The bag palletizing system we designed and built for this customer can dispense two types of pallets: CHEP (Commonwealth Handling Equipment Pool) pallets or GMA (Grocery Manufacturer's Association) pallets. Workers at the facility use a forklift to bring a stack of pallets (typically 15 pallets at a time) and load it into the system's pallet magazine. The system will then automatically dispense the pallets onto a special conveyor one at a time and send them to the palletizing station after also placing a fiberboard sheet on the pallet to protect the bags from nails or splinters. There are scanners in place to protect the forklift operator or other personnel so that when they come into range, the system will stop working. Once they back away, the dispenser will re-engage automatically and begin running again.
The system is designed with a lot of corrosion protection measures in place to protect it from a salty, humid environment. Kaufman has gained a lot of expertise over the years in defining the sweet spot for implementing exotic corrosion protection measures to protect equipment without going so far as to impede the effectiveness of the system or become cost prohibitive. This particular system is a combination of using stainless steel where it makes the most sense but then using regular steel painted with epoxy paint to provide good corrosion protection everywhere else. The system also utilizes plastic junction boxes, non-metallic grommets for all electrical fittings, stainless steel electrical enclosures, stainless steel air conditioner, stainless steel level feed, and specially coated chain in order to minimize corrosion... all these measures are to protect the system so it lasts longer and runs well in spite of the harsh environment.

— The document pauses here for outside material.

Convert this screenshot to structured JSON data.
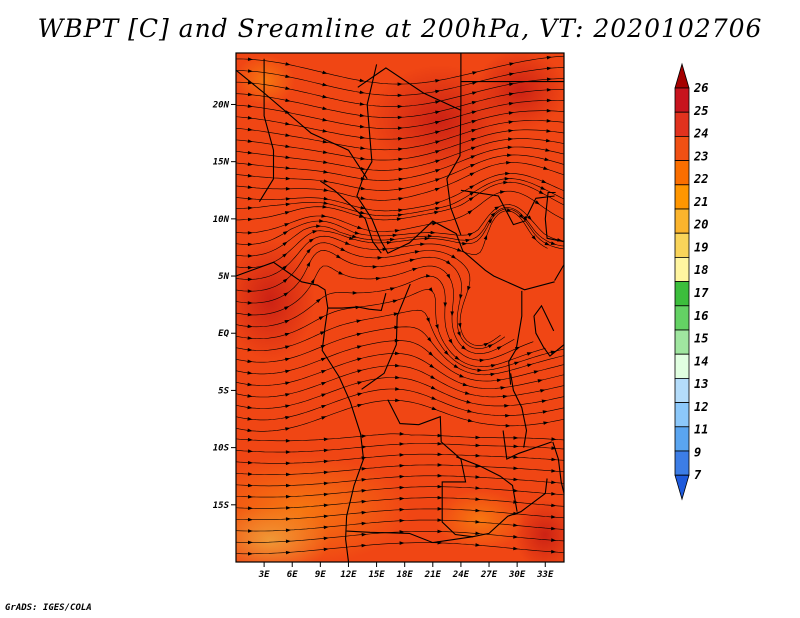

After bags are filled with product by a double-spout bagging system, they come to the Kaufman system containing product and sealed but standing upright. As it enters the system, it gets pushed to the horizontal position and wheeled to face the correct way (this part of the system is called a “Knock down conveyor”). At this point, the bag is flat, but the material inside is bunched up to the side that was the bottom in the vertical position. So next, it goes through a conditioning conveyor, which is a roller conveyor with square rollers that will gyrate the bags to get all the contents spread evenly to produce flat bags. Then it goes into a third party’s weight checker conveyor and bag reject system. If the bag is within the specified weight allowed for the 25 lb, 40 lb, 44 lb, or 50 lb bags, it will be allowed to run through to the palletizing station; if a bag is NOT in the specified weight range allowed, it will be pushed off the system onto a conveyor that will send rejected bags along to a “Re-work station” where an operator can cut them open and dump the contents so that the contents can go back to the beginning of the bagging process.
Our years of experience designing and building this type of system allowed us to optimize the robot's placement and palletizing patterns based on the size and weight of bags being palletized so that we could meet the 22+ bag-per-minute palletizing requirement.